Mike Dark doesn’t buy that argument. He’s an attorney with the California Advocates for Nursing Home Reform — and he says the state already tried paying nursing homes more in 2006.
“If the state were to steer more money to facilities in the short term, as an emergency measure, and earmark that money for better pay for a CNA so that they could not work in as many facilities, we know from past experience that money tends to go into the pockets of the executives and administrators who run these places,” Dark said.
He agrees that health workers like Martha Tapia should be paid more, but cautions against the idea that is being floated in some policy circles – limiting workers to one nursing home.
“Then you can wind up depriving some of the crucial health caregivers that we have in these facilities of their livelihoods, which can’t be a good solution,” he said.

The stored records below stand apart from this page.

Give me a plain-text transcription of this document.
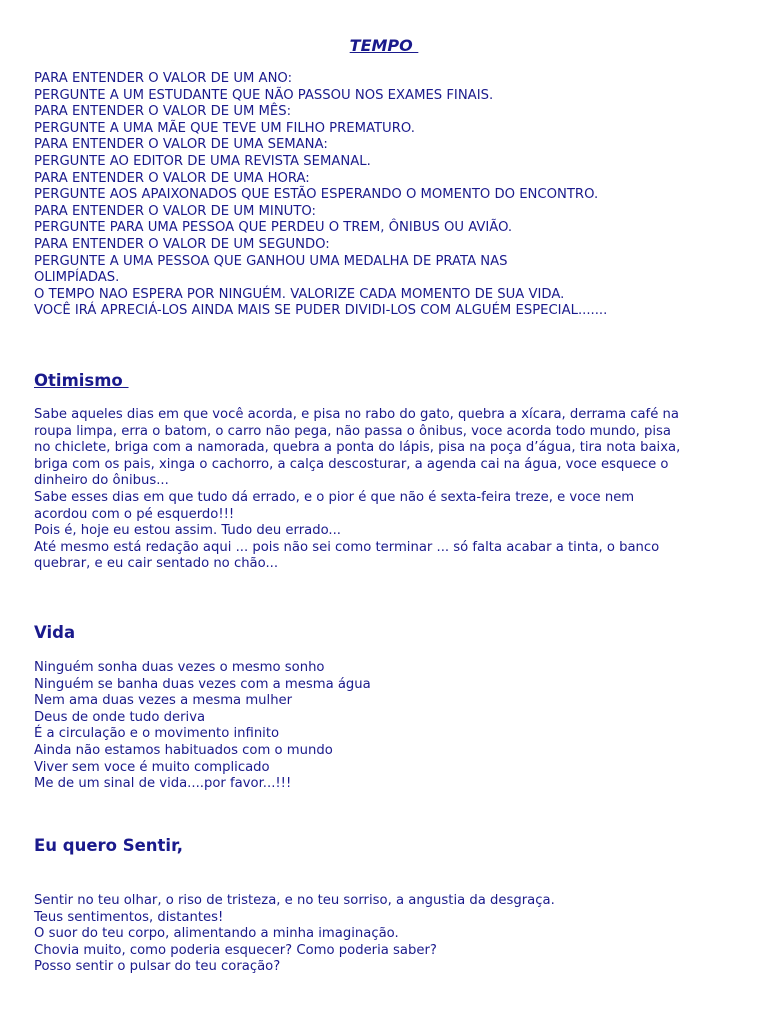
TEMPO

PARA ENTENDER O VALOR DE UM ANO:

PERGUNTE A UM ESTUDANTE QUE NÃO PASSOU NOS EXAMES FINAIS.

PARA ENTENDER O VALOR DE UM MÊS:

PERGUNTE A UMA MÃE QUE TEVE UM FILHO PREMATURO.

PARA ENTENDER O VALOR DE UMA SEMANA:

PERGUNTE AO EDITOR DE UMA REVISTA SEMANAL.

PARA ENTENDER O VALOR DE UMA HORA:

PERGUNTE AOS APAIXONADOS QUE ESTÃO ESPERANDO O MOMENTO DO ENCONTRO.

PARA ENTENDER O VALOR DE UM MINUTO:

PERGUNTE PARA UMA PESSOA QUE PERDEU O TREM, ÔNIBUS OU AVIÃO.

PARA ENTENDER O VALOR DE UM SEGUNDO:

PERGUNTE A UMA PESSOA QUE GANHOU UMA MEDALHA DE PRATA NAS

OLIMPÍADAS.

O TEMPO NAO ESPERA POR NINGUÉM. VALORIZE CADA MOMENTO DE SUA VIDA.

VOCÊ IRÁ APRECIÁ-LOS AINDA MAIS SE PUDER DIVIDI-LOS COM ALGUÉM ESPECIAL.......

Otimismo

Sabe aqueles dias em que você acorda, e pisa no rabo do gato, quebra a xícara, derrama café na

roupa limpa, erra o batom, o carro não pega, não passa o ônibus, voce acorda todo mundo, pisa

no chiclete, briga com a namorada, quebra a ponta do lápis, pisa na poça d’água, tira nota baixa,

briga com os pais, xinga o cachorro, a calça descosturar, a agenda cai na água, voce esquece o

dinheiro do ônibus...

Sabe esses dias em que tudo dá errado, e o pior é que não é sexta-feira treze, e voce nem

acordou com o pé esquerdo!!!

Pois é, hoje eu estou assim. Tudo deu errado...

Até mesmo está redação aqui ... pois não sei como terminar ... só falta acabar a tinta, o banco

quebrar, e eu cair sentado no chão...

Vida

Ninguém sonha duas vezes o mesmo sonho

Ninguém se banha duas vezes com a mesma água

Nem ama duas vezes a mesma mulher

Deus de onde tudo deriva

É a circulação e o movimento infinito

Ainda não estamos habituados com o mundo

Viver sem voce é muito complicado

Me de um sinal de vida....por favor...!!!

Eu quero Sentir,

Sentir no teu olhar, o riso de tristeza, e no teu sorriso, a angustia da desgraça.

Teus sentimentos, distantes!

O suor do teu corpo, alimentando a minha imaginação.

Chovia muito, como poderia esquecer? Como poderia saber?

Posso sentir o pulsar do teu coração?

Instead, he says regulators need to focus on the basics, since we know that infection control measures work, especially in one hundred of California nursing homes with ongoing outbreaks.
“Right now there’s poor access to [personal protective equipment] there’s still erratic compliance with things like handwashing requirements,” he said. “If we spent more time addressing those key issues there would be much less concern about the spread between facilities.”